Saturday 29 December 2012

If You Don't Care

It's pouring with rain here this morning, and I won't be the first poet, or the last, to make the easy connection between rain and tears.  Indeed, those three words formed the title of a song by the band Aphrodite's Child, the band formed by Vangelis and Demis Roussos in 1968 (the song itself being one of many pop songs based on Pachelbel's Canon).  The opening words :-

Rain and tears are the same,
but in the sun you've got to play the game.
When you cry in winter time
you can pretend it's nothing but the rain.

It is perhaps easier to hide one's sadness in the winter, not least because in the shorter days and colder conditions we're out and about less, and keep ourselves to ourselves more.  But for many people there is a huge weight of sadness and solitariness that remains unattended-to, through the long dark evenings.  The bright hustle that leads up to Christmas and the New Year celebrations provides some antidote to this, but then the great dark cold waste of January stretches ahead, and there'll be many of us wondering how we shall manage to get through it.
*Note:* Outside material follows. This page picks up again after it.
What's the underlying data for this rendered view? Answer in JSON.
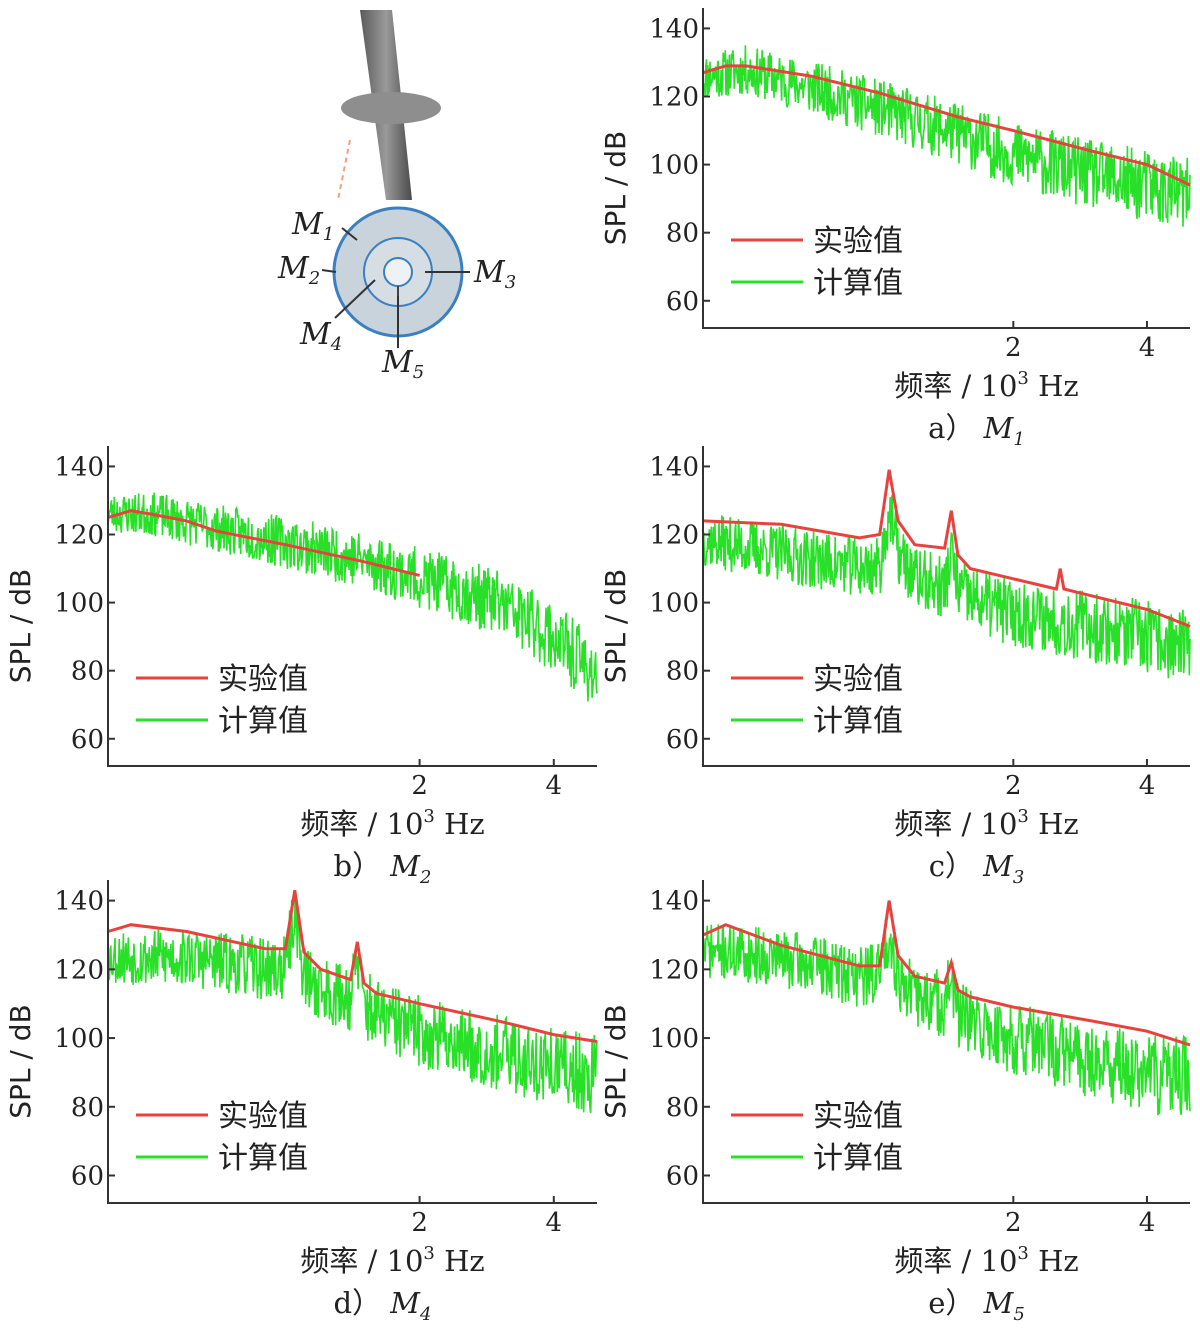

I was touched to receive a Christmas card which included a short message of thanks for being a sympathetic ear and shoulder at the right time . . . not least because I didn't think I'd done all that much.  It is a very natural thing to care for each other, and to feel sad about the sadness of others, but it's also quite natural, and all too easy, to be so caught up in ourselves that we don't do much - enough - about those feelings.  To quote from the Deacon Blue song 'Loaded' :-

I have found an answer, I don’t think you don’t care -
just you laugh ’cause you’re loaded, and things are different from there . . .

I suppose it's time for me to think seriously about New Year resolutions, and a good starting point could well be that I should care not just in theory but in down to earth practical ways, for those who need me to care.  I can't feel smug about the message in that card;  I'm glad I was able to offer something, but I am also all too aware of the times when I've not been there, caring and consoling and supporting, for family or friends or neighbours.  None of us can do everything, and we're not going to be able to turn back the winter or stop the rain from falling - but I am sure we can all do more than we do, and enough to make a positive difference.